Longe vão os tempos em que as perspectivas profissionais e pessoais eram tão estéreis que permanecer acabou por se tornar uma impossibilidade. Que fazer? Ficar na Irlanda, abandonando um marido remediado e regressando às origens, ou partir novamente, abdicando de uma vida confortável junto de um homem afluente? Seja qual for a decisão, alguém sairá magoado. Miss Kelly, uma das razões por que Eilis partiu, acaba por desempenhar um papel providencial: será através dela – e da sua habitual mesquinhez – que a derradeira decisão é tomada.

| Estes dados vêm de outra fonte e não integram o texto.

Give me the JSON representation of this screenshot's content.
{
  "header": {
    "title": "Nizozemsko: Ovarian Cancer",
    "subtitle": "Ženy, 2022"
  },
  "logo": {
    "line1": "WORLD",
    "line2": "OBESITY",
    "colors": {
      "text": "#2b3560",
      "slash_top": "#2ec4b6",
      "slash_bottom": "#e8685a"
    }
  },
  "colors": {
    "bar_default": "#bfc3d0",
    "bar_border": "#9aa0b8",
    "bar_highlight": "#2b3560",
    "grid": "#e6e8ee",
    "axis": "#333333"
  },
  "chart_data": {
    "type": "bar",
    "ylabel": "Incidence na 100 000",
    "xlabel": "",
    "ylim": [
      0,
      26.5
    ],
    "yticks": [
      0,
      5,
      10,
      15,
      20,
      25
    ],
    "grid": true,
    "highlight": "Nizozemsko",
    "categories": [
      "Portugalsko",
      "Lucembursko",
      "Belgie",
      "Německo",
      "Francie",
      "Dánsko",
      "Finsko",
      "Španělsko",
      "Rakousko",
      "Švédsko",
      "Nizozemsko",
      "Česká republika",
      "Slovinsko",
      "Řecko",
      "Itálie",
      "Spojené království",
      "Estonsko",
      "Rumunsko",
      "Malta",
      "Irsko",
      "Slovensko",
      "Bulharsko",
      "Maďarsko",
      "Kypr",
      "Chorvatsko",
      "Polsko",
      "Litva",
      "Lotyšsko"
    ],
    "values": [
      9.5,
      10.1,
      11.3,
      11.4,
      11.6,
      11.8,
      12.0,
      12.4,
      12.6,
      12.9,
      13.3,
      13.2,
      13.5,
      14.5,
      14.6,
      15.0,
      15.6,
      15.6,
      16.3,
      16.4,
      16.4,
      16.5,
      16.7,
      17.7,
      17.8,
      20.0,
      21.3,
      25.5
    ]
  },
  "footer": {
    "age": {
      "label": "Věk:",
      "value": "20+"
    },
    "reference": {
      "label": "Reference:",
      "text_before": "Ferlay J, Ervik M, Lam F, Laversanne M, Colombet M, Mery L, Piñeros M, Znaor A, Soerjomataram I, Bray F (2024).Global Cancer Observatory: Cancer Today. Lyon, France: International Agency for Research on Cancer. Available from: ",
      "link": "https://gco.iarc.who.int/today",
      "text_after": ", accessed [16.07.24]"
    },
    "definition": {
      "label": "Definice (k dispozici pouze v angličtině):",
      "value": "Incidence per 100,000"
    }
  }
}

O que parecia rumar à tragédia e ao arrependimento acaba por dar origem à serenidade, mérito do argumento de Nick Hornsby, que soube adaptar o texto de Tóibín com mestria. E os constantes grandes planos de Eilis fazem todo o sentido: é graças à expressividade de Saiorse Ronan, característica essencial para imprimir densidade à personagem, que a nomeação para o Óscar foi legitimamente conquistada. Depois de “Expiação”, a Academia volta a reconhecer – e bem – o trabalho da actriz, desta vez no seu primeiro papel como adulta. Uma palavra é devida a Julie Walters, inesquecível professora de dança em “Billy Elliot”, cujo desempenho como senhoria capaz de dar um voto de confiança a Eilis – entregando-lhe a chave de um quarto com acesso directo para a rua -, se torna determinante no futuro da relação desta com Tony.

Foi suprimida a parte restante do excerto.